Because of these results, 1 can now derive a z score for every single motif and for that reason rank them as outlined by their exceptionality. We then worked on modelling the total distribution from the count of a coloured motif in an ER random graph model. To this goal, we performed a big number of simulations, working with dierent colour frequencies for the motif and dierent variety of vertices and edges for the graph. We could establish that the Poisson distribution was not appropriate whereas the Polya Aeppli distribution was a very good and far better approximation than the frequently utilised Gaussian distribution. The selection of a Polya Aeppli distribution was driven by the following information, motif occurrences overlap in a network, as shown in Figure 1, compound Poisson distributions are particularly adapted to model counts of clumping events, Polya Aeppli approximations are ecient for the count of words in letter sequences.
These outcomes can in turn be used to derive a P value for every motif, and, for that reason, to introduce a reduce o for deciding which motifs really should be chosen for downstream analysis. To our understanding, there has been no previous operate around the signicance of coloured ML167 motifs in random graphs. This can be the explanation why we started by focusing around the extra basic random graph model which is readily available. We are aware that this might not be by far the most suitable model to describe the structure Coloured Random Graph Model. We look at a random graph G with n vertices V1, Vn. We assume that random edges are independent and distributed according to a Bernoulli distribution with parameter p 0, 1.

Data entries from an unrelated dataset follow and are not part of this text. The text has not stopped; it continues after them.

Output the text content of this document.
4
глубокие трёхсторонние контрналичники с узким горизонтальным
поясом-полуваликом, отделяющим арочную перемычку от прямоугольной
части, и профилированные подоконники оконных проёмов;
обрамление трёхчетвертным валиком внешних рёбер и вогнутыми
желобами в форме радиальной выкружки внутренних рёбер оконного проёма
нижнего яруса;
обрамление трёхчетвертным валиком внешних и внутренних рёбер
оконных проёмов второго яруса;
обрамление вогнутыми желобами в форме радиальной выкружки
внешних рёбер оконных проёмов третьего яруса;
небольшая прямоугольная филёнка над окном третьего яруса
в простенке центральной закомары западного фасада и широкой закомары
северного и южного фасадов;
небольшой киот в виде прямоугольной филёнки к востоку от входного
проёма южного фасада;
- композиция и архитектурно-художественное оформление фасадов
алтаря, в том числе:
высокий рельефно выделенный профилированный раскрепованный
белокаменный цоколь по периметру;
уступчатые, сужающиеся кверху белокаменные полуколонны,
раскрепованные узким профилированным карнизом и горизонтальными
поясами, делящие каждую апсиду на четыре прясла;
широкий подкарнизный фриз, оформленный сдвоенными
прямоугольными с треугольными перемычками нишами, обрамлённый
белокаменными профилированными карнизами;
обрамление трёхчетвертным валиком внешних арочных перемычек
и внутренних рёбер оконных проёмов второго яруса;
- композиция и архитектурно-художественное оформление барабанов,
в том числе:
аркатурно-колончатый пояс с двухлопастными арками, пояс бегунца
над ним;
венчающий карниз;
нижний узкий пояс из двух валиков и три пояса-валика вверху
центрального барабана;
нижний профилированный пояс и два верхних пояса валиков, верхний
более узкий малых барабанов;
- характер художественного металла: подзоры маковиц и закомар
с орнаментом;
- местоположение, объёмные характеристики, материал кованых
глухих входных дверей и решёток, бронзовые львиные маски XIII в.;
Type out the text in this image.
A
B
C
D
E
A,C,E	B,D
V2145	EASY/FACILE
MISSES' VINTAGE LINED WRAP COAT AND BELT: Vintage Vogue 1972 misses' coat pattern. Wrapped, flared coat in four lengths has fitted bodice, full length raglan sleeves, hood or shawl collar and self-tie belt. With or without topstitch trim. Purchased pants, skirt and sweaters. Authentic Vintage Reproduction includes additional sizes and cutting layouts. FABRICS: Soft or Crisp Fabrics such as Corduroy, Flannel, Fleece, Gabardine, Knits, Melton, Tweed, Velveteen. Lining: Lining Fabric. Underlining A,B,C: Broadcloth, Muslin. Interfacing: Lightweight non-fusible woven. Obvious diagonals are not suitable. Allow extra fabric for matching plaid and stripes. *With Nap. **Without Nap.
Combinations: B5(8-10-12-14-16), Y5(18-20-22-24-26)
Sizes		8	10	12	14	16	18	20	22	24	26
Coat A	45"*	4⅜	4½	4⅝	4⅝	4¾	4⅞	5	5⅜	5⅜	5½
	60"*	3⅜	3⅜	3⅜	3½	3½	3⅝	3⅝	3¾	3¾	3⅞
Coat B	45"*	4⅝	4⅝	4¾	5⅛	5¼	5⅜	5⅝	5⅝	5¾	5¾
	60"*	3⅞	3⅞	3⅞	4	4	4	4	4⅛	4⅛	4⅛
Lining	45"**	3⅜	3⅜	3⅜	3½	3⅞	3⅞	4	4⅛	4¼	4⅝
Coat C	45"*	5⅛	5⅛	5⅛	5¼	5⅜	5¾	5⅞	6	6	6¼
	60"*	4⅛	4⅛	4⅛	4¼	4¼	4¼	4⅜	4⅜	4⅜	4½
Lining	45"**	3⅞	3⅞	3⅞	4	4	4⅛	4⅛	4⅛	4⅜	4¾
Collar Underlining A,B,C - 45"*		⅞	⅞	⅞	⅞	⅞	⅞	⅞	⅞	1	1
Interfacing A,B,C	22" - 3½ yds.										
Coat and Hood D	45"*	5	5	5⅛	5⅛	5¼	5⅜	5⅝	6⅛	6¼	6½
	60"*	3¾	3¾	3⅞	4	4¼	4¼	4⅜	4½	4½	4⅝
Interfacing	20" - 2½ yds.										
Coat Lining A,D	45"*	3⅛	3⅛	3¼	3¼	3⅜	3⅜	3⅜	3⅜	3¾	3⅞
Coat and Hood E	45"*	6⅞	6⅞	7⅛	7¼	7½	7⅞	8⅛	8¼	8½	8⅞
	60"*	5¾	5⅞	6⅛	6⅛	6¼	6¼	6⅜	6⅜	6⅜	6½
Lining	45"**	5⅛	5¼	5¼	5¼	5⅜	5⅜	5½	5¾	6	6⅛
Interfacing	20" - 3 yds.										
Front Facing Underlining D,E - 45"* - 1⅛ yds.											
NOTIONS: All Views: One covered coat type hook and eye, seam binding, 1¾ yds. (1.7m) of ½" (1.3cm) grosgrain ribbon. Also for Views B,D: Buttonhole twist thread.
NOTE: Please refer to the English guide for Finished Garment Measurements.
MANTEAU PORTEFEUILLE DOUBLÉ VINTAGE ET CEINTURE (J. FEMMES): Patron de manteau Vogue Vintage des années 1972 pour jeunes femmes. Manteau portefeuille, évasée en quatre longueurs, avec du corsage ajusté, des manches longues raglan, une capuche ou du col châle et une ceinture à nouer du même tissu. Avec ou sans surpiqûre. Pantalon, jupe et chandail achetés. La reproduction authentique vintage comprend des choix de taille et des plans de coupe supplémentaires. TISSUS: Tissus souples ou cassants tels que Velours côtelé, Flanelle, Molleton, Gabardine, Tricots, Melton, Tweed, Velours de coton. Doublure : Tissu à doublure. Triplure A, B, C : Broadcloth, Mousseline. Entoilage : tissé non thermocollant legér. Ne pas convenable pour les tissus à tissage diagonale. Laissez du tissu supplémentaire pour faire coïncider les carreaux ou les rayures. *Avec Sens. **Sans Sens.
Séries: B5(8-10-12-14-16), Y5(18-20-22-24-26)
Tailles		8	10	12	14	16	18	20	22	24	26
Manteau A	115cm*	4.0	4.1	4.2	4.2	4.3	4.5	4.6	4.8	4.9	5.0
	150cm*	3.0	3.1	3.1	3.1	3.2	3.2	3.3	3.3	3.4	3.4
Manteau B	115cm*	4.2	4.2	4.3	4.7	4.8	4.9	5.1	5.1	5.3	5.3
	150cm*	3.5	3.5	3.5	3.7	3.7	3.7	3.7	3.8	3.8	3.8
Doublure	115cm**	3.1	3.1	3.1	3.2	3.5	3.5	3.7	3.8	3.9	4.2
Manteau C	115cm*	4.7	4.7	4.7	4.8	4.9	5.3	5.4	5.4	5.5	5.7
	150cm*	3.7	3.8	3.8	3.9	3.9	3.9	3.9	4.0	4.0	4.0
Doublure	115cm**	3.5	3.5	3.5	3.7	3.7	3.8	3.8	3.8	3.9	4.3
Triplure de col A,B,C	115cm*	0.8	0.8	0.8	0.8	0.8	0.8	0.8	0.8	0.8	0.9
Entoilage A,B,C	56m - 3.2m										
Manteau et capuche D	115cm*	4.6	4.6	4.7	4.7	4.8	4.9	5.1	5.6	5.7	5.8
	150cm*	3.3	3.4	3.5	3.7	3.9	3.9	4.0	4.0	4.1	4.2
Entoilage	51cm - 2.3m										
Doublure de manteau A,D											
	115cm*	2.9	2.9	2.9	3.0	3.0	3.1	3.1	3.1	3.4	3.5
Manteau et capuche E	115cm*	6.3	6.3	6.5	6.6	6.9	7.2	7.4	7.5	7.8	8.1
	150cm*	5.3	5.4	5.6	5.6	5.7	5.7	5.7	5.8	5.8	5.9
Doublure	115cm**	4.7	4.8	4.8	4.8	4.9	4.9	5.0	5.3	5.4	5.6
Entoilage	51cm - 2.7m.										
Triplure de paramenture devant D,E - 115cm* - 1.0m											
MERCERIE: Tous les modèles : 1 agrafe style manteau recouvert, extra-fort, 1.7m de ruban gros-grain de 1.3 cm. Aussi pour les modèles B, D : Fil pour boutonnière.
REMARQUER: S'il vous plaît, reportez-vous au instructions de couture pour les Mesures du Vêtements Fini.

In addition, vertices are randomly and independently coloured as follows. Let C be a nite set of 17DMAG r dierent colours and f a probability measure on C, f is then the probability for a vertex to be coloured with c C. Within a metabolic network, the colours of reaction vertices can represent classes of chemical transforma tions, in regulation networks, the colours of gene ver tices can represent functional classes. For dening these classes, the EC number hierarchy is classically applied. Coloured Motif. We take into account motifs as introduced in Lacroix et al, a motif m of size k is usually a multiset of k colours m1, mk Ck. Colours from a motif might not be dierent, that is, a single may perhaps have mi mj for some 1 i, j k. We then denote by sm the multiplicity of the colour c in m. When there is absolutely no ambiguity, sm will simply be denoted by Figure two, Instance of a graph in addition to a motif. The motif m happens three occasions within the graph, at positions s. The notion of multiplicity of a single colour in m will be extended to a multiset of colours in Section 3. two. Motif Occurrences. We now dene an occurrence of such a coloured motif. To this goal, we introduce the following notation.